Xeriscaping is landscaping and gardening that reduces or eliminates the need for supplemental water from irrigation. It is promoted in regions that do not have easily accessible supplies of fresh water, and is gaining acceptance in other areas as access to water becomes more limited. Xeriscaping may be an alternative to various types of traditional gardening.
How to Xeriscape?
The 7 principles of xeriscaping are established to help guide your landscape conversion to a water efficient xeriscape.
- Design and Planning
Planning is key to a successful landscape. Design is a process of problem solving.
- Soil Improvement
Plants must have organic material available in the soil in order to have healthy growth. Incorporating organic material into the soil “feeds” the micro-organisms
that make nutrients available to plants. Turning the soil incorporates oxygen — an element plant roots must have in order to grow.
- Zoning of Plants
Group plants with similar cultural needs together. Plants with similar needs for light, water, and nutrients should be grouped together in beds. This will
make irrigation and maintenance easier and more efficient.
- Turf Alternatives
Traditional turf grasses require plenty of water, chemicals and time, and should be reserved for areas where the attributes of turf grass are most needed.

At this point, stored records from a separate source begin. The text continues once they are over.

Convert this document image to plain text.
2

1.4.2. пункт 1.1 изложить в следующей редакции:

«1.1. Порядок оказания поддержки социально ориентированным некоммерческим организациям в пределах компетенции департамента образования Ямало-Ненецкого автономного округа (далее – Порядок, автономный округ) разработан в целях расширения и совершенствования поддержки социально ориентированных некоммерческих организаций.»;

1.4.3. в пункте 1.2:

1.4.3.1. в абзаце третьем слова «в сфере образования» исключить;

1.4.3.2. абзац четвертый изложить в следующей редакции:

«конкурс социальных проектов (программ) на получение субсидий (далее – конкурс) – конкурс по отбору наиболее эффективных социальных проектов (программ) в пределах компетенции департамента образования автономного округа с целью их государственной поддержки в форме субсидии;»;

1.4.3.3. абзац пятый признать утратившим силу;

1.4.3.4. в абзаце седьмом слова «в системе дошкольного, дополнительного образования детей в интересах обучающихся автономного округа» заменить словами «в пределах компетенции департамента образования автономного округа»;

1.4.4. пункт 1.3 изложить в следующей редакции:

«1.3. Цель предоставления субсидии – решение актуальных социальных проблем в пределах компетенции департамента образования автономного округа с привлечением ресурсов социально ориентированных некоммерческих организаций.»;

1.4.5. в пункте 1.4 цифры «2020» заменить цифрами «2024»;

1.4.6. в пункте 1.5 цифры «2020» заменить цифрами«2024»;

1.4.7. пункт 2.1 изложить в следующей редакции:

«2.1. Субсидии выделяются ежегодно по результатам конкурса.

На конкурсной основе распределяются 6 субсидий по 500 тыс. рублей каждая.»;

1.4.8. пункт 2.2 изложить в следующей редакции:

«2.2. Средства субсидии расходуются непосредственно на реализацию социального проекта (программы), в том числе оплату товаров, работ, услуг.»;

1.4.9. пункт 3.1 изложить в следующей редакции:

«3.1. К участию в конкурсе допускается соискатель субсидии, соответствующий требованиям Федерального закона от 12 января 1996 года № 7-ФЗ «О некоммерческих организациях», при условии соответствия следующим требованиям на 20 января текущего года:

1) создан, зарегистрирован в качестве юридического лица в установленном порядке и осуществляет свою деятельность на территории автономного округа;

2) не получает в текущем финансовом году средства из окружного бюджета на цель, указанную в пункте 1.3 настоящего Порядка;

Save the sturdy bluegrass lawn for high traffic, play areas and use low water and low maintenance turfs or ground covers in alternate areas.
- Efficient Irrigation
When adding supplemental water to our gardens we need to consider soil type and the water needs of the specific plants. Apply water at a rate that allows it to percolate into the root zone of the plants, without letting the water run off or evaporate on the surface of the soil.
Mulches help slow moisture evaporation, moderate soil temperatures, and help keep weed seeds from germinating. Apply mulches 3-4″ deep, keeping away from the
stem of the plant.
- Appropriate Maintenance
One important aspect to consider when choosing plants for the landscape and garden is what type of maintenance will be required. For any landscape, the largest single factor in the effort required to maintain that landscape is the appropriateness of the plants to that specific site. Plants have evolved over millions of years to adapt to their natural environments.
The cost for upkeep will be tied to how well a plant adapts to a site. The farther a plant is brought out of it’s original natural environment, the more effort (and expense) will be required to maintain that plant.